In the contract management area, I-many acquired Menerva, and e-sourcing suite supplier B2eMarkets acquired Diligent. The popularity of contract management with users and the number of tiny suppliers will certainly lead to continued acquisitions.

In the content management area, PeopleSoft acquired Cohera; CardoNet and Poet are struggling; and Requisite, SAQQARA and ePlus are battling it out tooth and nail for market share. Lastly, industry-specific suppliers will need to stay lean and mean to survive, and category-specific suppliers like elance for services procurement or Noosh for print procurement will engage in a similar struggle before being acquired by larger suppliers.

Set to Lead

So we must all beg the question: Who is set to lead in the sourcing application space?

For Metcalfe, when you look at the consulting piece you can still acknowledge FreeMarkets though they will struggle with software-focused suppliers that began with a self-serve tool. He also suggests that we watch for PeopleSoft and SAP to make more of an impact. He has an overall positive outlook for Ariba, highlighting their fantastic customer base.

Derome suggests that companies that don't already have a leadership position will continue to be dependant on their vertical market strategy also noting that Ariba has done a lot to extend its products footprints.

Finally, the analysts pose the big consolidation question as it relates to the larger e-sourcing suites from software suppliers such as B2eMarkets, Emptoris, Frictionless Commerce and MindFlow. To them, MindFlow looks very attractive to ERP or supply chain firms, with some currency to play with. The other three continue to innovate and lead the way in terms of automating global sourcing programs led by advanced corporations.
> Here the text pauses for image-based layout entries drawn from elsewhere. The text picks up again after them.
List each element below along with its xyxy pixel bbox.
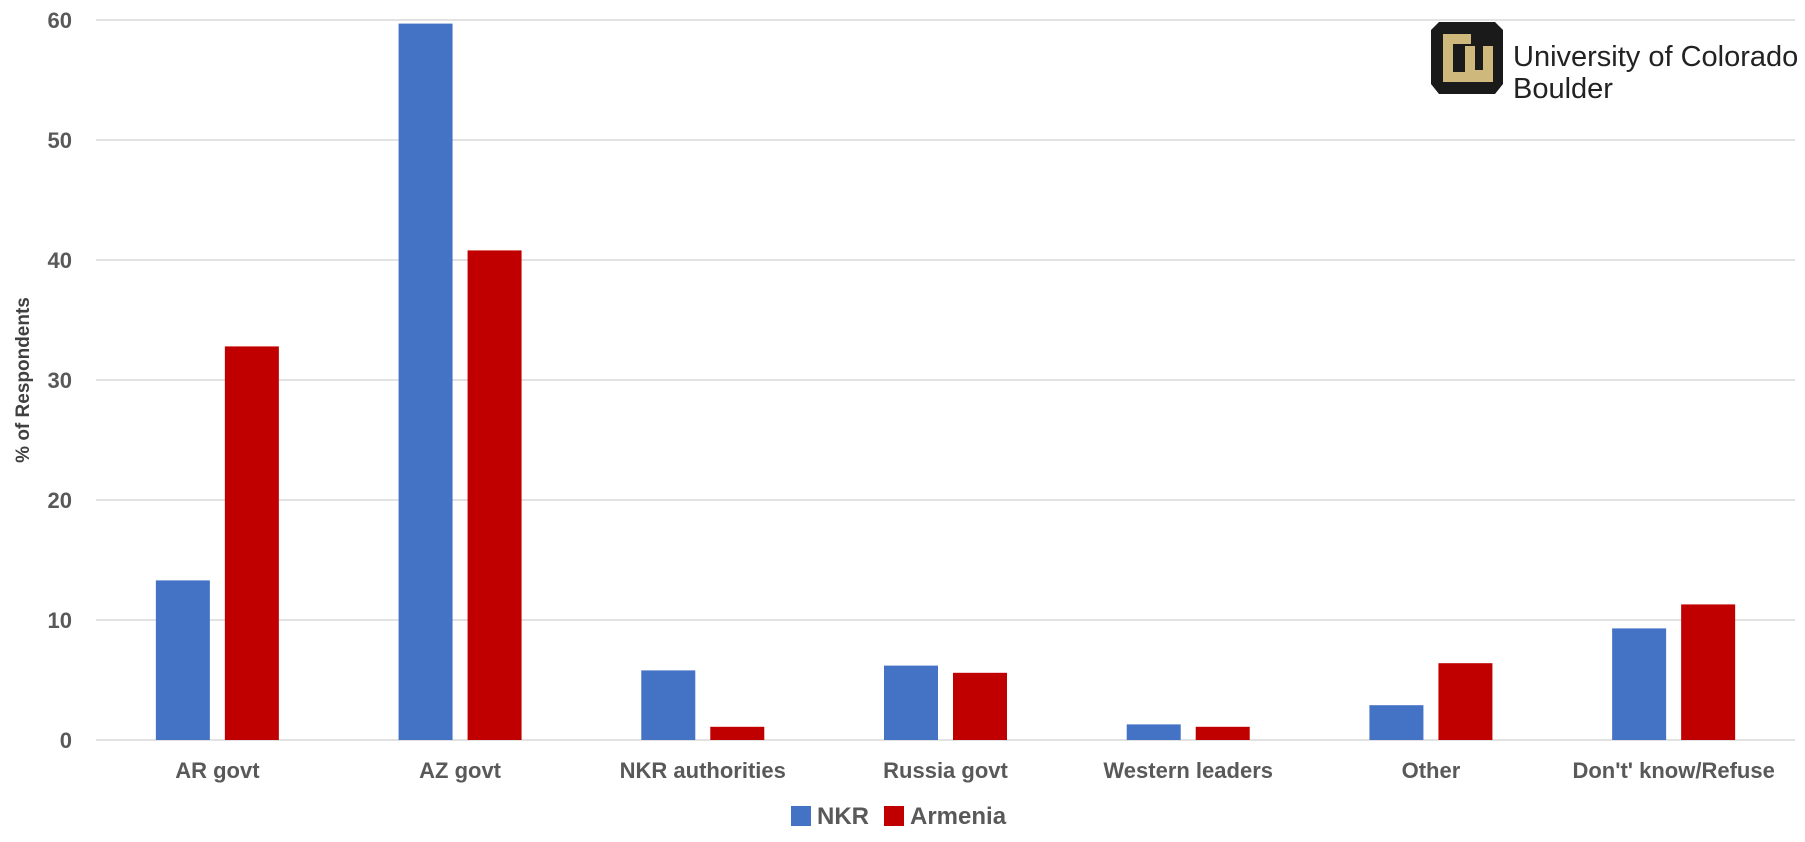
logo-line-1: University of Colorado bbox=[1513, 41, 1798, 73]
cu-boulder-logo: University of Colorado Boulder bbox=[1431, 22, 1798, 105]
y-tick-label: 10 bbox=[48, 608, 72, 633]
bar-nkr-3 bbox=[884, 665, 938, 740]
legend-label-armenia: Armenia bbox=[910, 803, 1007, 830]
legend-swatch-armenia bbox=[884, 806, 904, 826]
gridlines bbox=[96, 19, 1795, 741]
bar-nkr-0 bbox=[155, 580, 210, 740]
x-category-label: Don't' know/Refuse bbox=[1572, 758, 1774, 783]
y-tick-label: 60 bbox=[48, 8, 72, 33]
x-category-label: Western leaders bbox=[1103, 758, 1273, 783]
x-category-label: NKR authorities bbox=[620, 758, 786, 783]
bar-armenia-6 bbox=[1681, 604, 1736, 740]
bar-nkr-4 bbox=[1126, 724, 1181, 740]
logo-line-2: Boulder bbox=[1513, 73, 1613, 105]
bar-armenia-0 bbox=[224, 346, 279, 740]
y-tick-label: 40 bbox=[48, 248, 72, 273]
y-tick-label: 0 bbox=[60, 728, 72, 753]
bar-nkr-2 bbox=[641, 670, 696, 740]
y-axis-ticks: 0 10 20 30 40 50 60 bbox=[48, 8, 72, 753]
bar-nkr-1 bbox=[398, 23, 453, 741]
cu-emblem-icon bbox=[1431, 22, 1503, 94]
y-tick-label: 50 bbox=[48, 128, 72, 153]
bar-armenia-1 bbox=[467, 250, 522, 740]
bar-armenia-4 bbox=[1195, 726, 1250, 740]
bar-armenia-5 bbox=[1438, 663, 1493, 740]
legend-swatch-nkr bbox=[791, 806, 811, 826]
x-category-label: AZ govt bbox=[419, 758, 502, 783]
bar-armenia-3 bbox=[953, 672, 1007, 740]
bars bbox=[155, 23, 1736, 741]
bar-nkr-6 bbox=[1612, 628, 1667, 740]
y-tick-label: 20 bbox=[48, 488, 72, 513]
legend-label-nkr: NKR bbox=[817, 803, 869, 830]
x-category-label: AR govt bbox=[175, 758, 260, 783]
x-category-label: Russia govt bbox=[883, 758, 1008, 783]
x-category-label: Other bbox=[1402, 758, 1461, 783]
bar-nkr-5 bbox=[1369, 705, 1424, 740]
y-axis-title: % of Respondents bbox=[13, 297, 34, 463]
legend: NKR Armenia bbox=[791, 803, 1007, 830]
bar-armenia-2 bbox=[710, 726, 765, 740]
x-axis-categories: AR govt AZ govt NKR authorities Russia govt… bbox=[175, 758, 1775, 783]
y-tick-label: 30 bbox=[48, 368, 72, 393]
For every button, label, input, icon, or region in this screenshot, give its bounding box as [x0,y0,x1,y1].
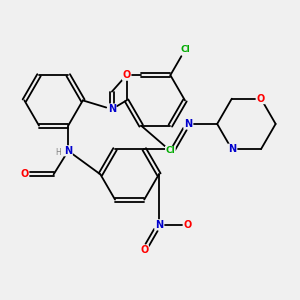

They will eventually need to be acquired or, if going it alone, dive heavily both into verticals and/or merge with some services-oriented suppliers, the analysts suggest.

What to Watch For

What can the buyer or user of the technology expect in the next six months? Plenty, says Metcalfe: "I would focus on the application providers' spend analysis capabilities. At the end of the day, if you cannot break down your spend, you won't know what's going out.

In addition, Metcalfe advises users to watch for sourcing applications that have improved integration with PLM applications. "This is so important to the entire mix of requirements of an organization's supply and demand chain requirements. The only provider doing a real good job of this is MatrixOne."

The Yankee Group's Derome also suggests that users can expect more capabilities from the spend management area in the sourcing arsenal. "As standards mature (UCCNET, CIDX, RosettaNet), take advantage of those data standards to move data to maximize your demand chain. Supplier score-carding and supplier performance management have some interesting technology developments going on, too."

Mitchell speaks to the market in general. "Look for even more consolidation. There are still too many technology suppliers in this area. Consolidation is good for a young market, it builds good choices."

"And don't forget to watch for business intelligence — analytics — to be a long-term trend to watch," says Mitchell. "You have lots of good choices in the tool set."

For those companies that want to close their performance gaps in sourcing and supply management, just throwing any type of software application at their needs is clearly not the solution. Instead, more pragmatic, services-intensive, value-focused, benchmarked, best-practices-guided, and industry-specific implementation of technology — conducted in lock-step with process and organizational change — will lead to a slower, albeit lasting, growth in the procurement and sourcing market during 2002 to 2007, suggests AMR Research. So, yes, it's time to buy the right system to support your organization's strategic sourcing needs. But the time-honored adage still stands: buy smart.